Since I first studied Sudoku in May 2005 I think I've finally got a handle on this puzzle. My original intention was to prove to myself that a small number of simple strategies existed that could solve every sudoku. How wrong I was. Sudoku has enormous depth and while this solver has grown up enough to crack 99.9% of puzzles there are many weird and wonderful examples that defeat it. The main reason to keep this solver in development is to analyse these difficult ones. To that end I've added new graphical tools and features which I hope you'll enjoy.

Version 1.30 is a major update since I've found a way to include all the advanced strategies in my off-line C++ solver that were simply not possible to program in Javascript. Much still remains in javascript but its mostly user interface stuff now.

I am continuing to document the various strategies myself and many other people have invented. These are available here.

But in many cases progress has out stripped the documentation and I can only provide links to the best resources. I've tried to give credit where credit is due and please update me if I have missed anyone or need to make a correction.

I am now working independently on puzzle creation. For further Sudoku strategy information I recommend the forums on sudoku.org.uk and sudoku.com.

All feedback, comments, arguements, bug reports and strategy ideas are welcome.
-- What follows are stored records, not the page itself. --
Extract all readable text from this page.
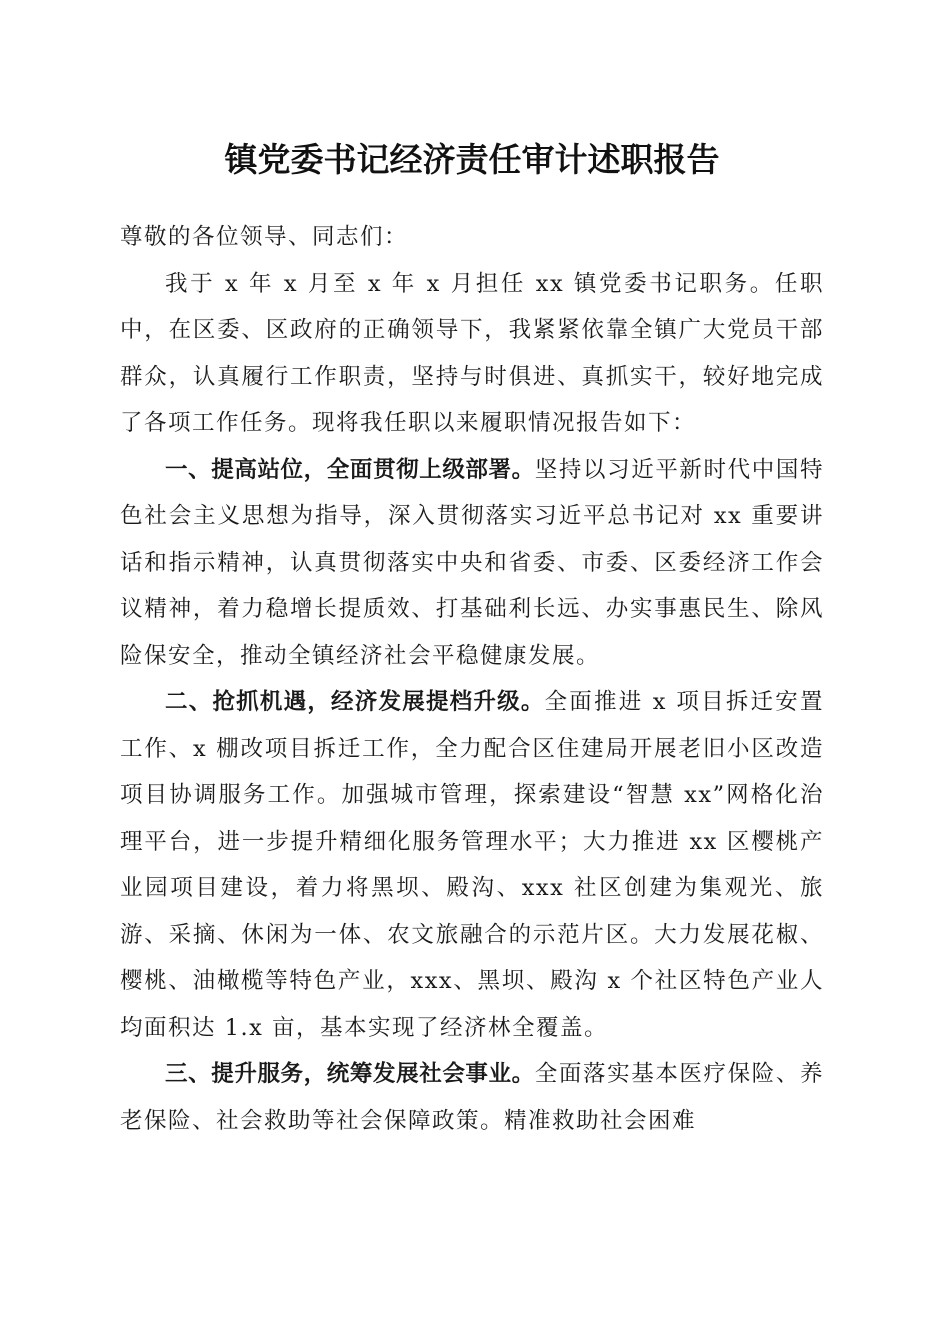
镇党委书记经济责任审计述职报告

尊敬的各位领导、同志们：

我于 x 年 x 月至 x 年 x 月担任 xx 镇党委书记职务。任职中，在区委、区政府的正确领导下，我紧紧依靠全镇广大党员干部群众，认真履行工作职责，坚持与时俱进、真抓实干，较好地完成了各项工作任务。现将我任职以来履职情况报告如下：

一、提高站位，全面贯彻上级部署。坚持以习近平新时代中国特色社会主义思想为指导，深入贯彻落实习近平总书记对 xx 重要讲话和指示精神，认真贯彻落实中央和省委、市委、区委经济工作会议精神，着力稳增长提质效、打基础利长远、办实事惠民生、除风险保安全，推动全镇经济社会平稳健康发展。

二、抢抓机遇，经济发展提档升级。全面推进 x 项目拆迁安置工作、x 棚改项目拆迁工作，全力配合区住建局开展老旧小区改造项目协调服务工作。加强城市管理，探索建设“智慧 xx”网格化治理平台，进一步提升精细化服务管理水平；大力推进 xx 区樱桃产业园项目建设，着力将黑坝、殿沟、xxx 社区创建为集观光、旅游、采摘、休闲为一体、农文旅融合的示范片区。大力发展花椒、樱桃、油橄榄等特色产业，xxx、黑坝、殿沟 x 个社区特色产业人均面积达 1.x 亩，基本实现了经济林全覆盖。

三、提升服务，统筹发展社会事业。全面落实基本医疗保险、养老保险、社会救助等社会保障政策。精准救助社会困难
There is a new FEEDBACK form with a column displaying comments and questions. Many thanks to all the people who have done so and helped improve this solver.

Original version 1.01 28th May 2005 - Full version history here

New in version 1.63 (March 3rd 2010)
3D Medusa and much improved forcing chains. A new system of symbolising chains.

New in version 1.50 (May 25th 2008)
I have added a grading button to this solver. Many people have asked for a grade check to see if their puzzles are accurately graded. Note that different publishers will have very different methods of grading, some good, some poor. For more information on my grading I have a paper on this topic.
Detection of X-Cycles has been improved, thanks to Thomas Kimble for the examples. Other minor accumulated improvements as well.

Use Clear to empty the board before entering your own puzzle. Save will remember the current state of the board so you can Re-load it again (even if you close your browser - you must allow cookie for this to work). Re-Start applies only to the example puzzles in the list. The current list contains an example puzzle that tests each strategy.

Take Step first displays the possibles or candidates for each unknown cell. These are the numbers that do not contradict any known or solved square. Once these are displayed Take Step will step through other tests and then loop until it can go no further. The first few tests are the most productive and the solver will often loop between them. If any are successful and the board is changed in any way it will go back to the start and "Check for Solved Squares". The reason for this step is to make it easier to spot what's changed. Many of the strategies have knock-on effects which mean that they can't be run back-to-back - it's essential that we return to the basic steps. We go back because we want the easiest solve route.

> The first seven tests are the simplest and are required for any sudoku. After that you are allowed to choose which strategies the solver will use. Tick and un-tick the check boxes.

> The order of these advanced strategies - and my inclusion of them in categories 'tough', 'diabolical' and 'extreme' are my personal choice after close study and are roughly in order of complexity. While the logic is different for each you should be aware that there is considerable overlap in their power to solve in certain situations. For example, X-Cycles are a subset of Alternating Inference Chains. If you turn off X-Cycles the same elimination might turn up under AICs. Since March 2010 I have re-worked most chaining strategies to find the best and shortest chains - not necessarily the first one it happens to find. More about what 'best' will be posted as a document.

> All strategies in the list have links to documentation, but its worth describing what the first tests do:

• Show Possibles: For each unknown square we eliminate all possibles where those numbers are known in each row, column and box. This may reveal a single candidate in which case we have a solution for that cell.
  
• Test 1: If a possible number occurs once in a row or column we can eliminate other candidates and make this the solution to the square.
  
• Test 2: If a possible number occurs once in a box (3 by 3 cell) we can eliminate other candidates and make this the solution to the square. Same test as Test 1 but for boxes.
  
• Test 3: In this test we check for 'naked' Pairs and Triples. For example, if we have two pairs, eg 3-4 and 3-4 in the same row, column or box, then both 3 and 4 must occupy those squares (in what ever order). 3 and 4 can then be eliminated from the rest of the row, column or box.
  
• Test 4: This test is for Hidden Pairs, Hidden Triples
• Test 5: Naked and Hidden Quads - much rarer but simply extends Pairs and Triples.
• Test 6: See pointing pairs and triples for a full explanation. This test help us eliminate numbers in rows and columns outside the box.
  
• Test 7: Box/Line Reduction. We check the box against the rows and columns that intersect it for each number.